Amputation is not inevitable for diabetics. When poorly controlled, diabetes can lead to blood vessel damage in the long run, which in turn leads to complications like foot ulcers and amputation, nerve damage, blindness, kidney failure, heart disease, and even stroke. That is why it is important to properly manage diabetes to avoid these complications.


Carbohydrates may raise blood glucose levels as they are broken down into glucose to provide energy for the body. However, carbohydrates are present in a variety of food (including fruit and vegetables), which may also be important sources of other nutrients. Hence, it may not be practical to totally avoid carbohydrates. Consult a dietician, who can offer advice on a suitable diet for diabetic patients.

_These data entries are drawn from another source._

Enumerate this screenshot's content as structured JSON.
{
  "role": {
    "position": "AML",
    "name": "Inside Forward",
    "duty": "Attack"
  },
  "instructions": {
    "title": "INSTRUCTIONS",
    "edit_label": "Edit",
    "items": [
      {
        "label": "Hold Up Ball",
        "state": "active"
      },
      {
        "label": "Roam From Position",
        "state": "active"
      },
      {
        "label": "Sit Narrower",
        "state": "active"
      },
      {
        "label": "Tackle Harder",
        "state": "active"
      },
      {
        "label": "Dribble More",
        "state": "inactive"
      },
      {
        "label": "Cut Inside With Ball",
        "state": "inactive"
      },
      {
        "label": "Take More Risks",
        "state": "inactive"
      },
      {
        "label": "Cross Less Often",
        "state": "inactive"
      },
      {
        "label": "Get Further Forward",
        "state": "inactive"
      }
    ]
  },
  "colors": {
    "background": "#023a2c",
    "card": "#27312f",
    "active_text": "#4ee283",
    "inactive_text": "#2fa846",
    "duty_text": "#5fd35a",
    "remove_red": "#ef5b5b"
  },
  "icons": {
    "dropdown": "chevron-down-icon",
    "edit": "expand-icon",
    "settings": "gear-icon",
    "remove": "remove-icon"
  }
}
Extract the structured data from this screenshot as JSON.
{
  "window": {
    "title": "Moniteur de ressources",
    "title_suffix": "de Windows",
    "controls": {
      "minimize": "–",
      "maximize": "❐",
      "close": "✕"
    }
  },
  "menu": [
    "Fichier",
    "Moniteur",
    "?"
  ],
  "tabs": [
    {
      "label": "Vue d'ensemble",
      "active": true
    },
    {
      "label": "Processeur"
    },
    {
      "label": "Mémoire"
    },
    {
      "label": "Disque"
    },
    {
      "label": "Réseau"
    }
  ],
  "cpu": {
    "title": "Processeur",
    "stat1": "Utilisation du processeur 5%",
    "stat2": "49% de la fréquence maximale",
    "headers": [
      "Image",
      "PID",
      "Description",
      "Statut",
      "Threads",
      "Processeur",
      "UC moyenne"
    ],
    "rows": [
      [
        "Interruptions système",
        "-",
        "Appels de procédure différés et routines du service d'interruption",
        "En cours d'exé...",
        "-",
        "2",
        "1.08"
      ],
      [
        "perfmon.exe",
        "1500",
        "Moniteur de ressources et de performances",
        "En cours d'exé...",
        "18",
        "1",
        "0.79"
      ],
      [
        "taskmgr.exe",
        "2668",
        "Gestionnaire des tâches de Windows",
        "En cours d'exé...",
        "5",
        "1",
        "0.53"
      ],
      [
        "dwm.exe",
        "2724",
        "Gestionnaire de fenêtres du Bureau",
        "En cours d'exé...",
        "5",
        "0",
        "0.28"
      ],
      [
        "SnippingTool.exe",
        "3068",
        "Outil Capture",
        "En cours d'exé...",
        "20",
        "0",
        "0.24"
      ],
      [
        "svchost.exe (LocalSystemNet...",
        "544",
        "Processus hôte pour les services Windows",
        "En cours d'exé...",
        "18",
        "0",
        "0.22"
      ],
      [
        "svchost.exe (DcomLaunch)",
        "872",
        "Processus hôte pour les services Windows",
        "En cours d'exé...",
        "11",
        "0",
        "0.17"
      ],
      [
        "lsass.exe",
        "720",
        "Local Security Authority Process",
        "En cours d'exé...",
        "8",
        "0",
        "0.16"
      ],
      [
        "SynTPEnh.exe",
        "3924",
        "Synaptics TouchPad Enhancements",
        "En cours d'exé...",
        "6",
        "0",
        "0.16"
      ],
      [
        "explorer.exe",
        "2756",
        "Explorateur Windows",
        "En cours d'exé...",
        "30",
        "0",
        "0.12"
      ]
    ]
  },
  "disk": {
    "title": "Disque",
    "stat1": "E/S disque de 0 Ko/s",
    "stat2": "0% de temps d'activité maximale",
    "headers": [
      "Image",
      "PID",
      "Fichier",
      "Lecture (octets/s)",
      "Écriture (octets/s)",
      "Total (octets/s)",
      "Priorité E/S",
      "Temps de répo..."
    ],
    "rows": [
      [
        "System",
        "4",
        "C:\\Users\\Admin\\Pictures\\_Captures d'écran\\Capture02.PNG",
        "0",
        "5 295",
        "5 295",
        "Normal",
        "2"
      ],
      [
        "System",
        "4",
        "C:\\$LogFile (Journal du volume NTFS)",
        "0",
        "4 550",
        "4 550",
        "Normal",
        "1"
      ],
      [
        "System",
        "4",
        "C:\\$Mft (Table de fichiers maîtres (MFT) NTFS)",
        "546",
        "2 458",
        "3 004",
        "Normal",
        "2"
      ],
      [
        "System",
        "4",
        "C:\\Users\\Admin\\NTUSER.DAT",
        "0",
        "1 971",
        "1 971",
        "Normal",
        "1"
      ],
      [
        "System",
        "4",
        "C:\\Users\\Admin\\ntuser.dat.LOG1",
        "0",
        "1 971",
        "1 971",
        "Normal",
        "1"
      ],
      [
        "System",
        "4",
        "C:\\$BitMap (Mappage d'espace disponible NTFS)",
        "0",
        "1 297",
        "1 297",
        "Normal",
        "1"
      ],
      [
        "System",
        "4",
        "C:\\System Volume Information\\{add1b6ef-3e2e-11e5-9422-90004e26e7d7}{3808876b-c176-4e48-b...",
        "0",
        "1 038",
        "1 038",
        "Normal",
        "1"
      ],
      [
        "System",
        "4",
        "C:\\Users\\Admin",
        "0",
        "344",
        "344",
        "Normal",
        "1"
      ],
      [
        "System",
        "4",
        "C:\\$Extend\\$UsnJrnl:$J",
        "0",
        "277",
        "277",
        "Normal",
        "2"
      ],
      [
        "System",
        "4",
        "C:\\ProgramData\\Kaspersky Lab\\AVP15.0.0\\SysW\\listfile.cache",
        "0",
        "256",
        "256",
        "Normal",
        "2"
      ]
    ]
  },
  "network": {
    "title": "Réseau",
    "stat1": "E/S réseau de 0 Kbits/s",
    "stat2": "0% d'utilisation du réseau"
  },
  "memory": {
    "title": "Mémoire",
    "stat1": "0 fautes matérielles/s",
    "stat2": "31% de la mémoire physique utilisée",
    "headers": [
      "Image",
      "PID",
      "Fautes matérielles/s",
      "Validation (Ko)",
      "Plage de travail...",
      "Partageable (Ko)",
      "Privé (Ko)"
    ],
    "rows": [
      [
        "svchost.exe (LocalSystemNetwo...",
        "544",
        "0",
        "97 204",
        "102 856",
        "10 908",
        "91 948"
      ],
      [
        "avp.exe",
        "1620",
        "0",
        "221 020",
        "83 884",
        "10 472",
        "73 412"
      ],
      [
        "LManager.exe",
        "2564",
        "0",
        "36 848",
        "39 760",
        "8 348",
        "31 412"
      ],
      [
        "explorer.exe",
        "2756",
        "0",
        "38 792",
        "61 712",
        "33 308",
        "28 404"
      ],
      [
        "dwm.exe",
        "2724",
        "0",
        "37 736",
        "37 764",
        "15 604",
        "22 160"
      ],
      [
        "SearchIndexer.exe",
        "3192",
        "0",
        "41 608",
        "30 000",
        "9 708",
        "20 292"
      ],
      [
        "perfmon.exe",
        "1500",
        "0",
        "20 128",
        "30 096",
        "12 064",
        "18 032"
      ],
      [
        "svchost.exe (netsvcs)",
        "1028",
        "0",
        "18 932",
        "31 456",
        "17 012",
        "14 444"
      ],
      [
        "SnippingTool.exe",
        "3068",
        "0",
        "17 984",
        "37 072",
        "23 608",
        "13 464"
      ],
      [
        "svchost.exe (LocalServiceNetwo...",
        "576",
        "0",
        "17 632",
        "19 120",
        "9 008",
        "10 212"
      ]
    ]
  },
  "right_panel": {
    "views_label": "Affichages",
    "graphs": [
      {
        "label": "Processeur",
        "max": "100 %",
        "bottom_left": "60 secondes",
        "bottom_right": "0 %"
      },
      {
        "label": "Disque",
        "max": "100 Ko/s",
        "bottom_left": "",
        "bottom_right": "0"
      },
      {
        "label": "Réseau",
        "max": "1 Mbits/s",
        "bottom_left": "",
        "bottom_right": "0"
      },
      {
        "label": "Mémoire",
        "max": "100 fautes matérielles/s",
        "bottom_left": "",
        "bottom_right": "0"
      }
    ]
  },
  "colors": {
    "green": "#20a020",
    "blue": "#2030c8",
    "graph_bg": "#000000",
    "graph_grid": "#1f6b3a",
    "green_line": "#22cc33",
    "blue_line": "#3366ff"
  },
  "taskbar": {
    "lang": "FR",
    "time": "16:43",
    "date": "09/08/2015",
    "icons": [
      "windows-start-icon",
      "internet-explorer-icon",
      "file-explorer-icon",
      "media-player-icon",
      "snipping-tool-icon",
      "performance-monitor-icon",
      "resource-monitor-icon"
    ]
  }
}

Snacks or candies that have no added sugar or that are made for diabetics are preferred alternatives to regular snacks since they may contain less sugar; the sugar in these products may have been replaced by artificial sweeteners. Unfortunately, snacks or candies tend to be of low nutritional value and can be high in fat. Hence, it would be a good practice to take a look at the content of the products before consumption and to take them in moderation.


As always, it is important to have a team of experts. You do not have to battle this disease alone. Along with your doctor, there are many support groups you can join in person or online. Arm yourself with as much information, and you too can live a long healthy productive life; even with diabetes.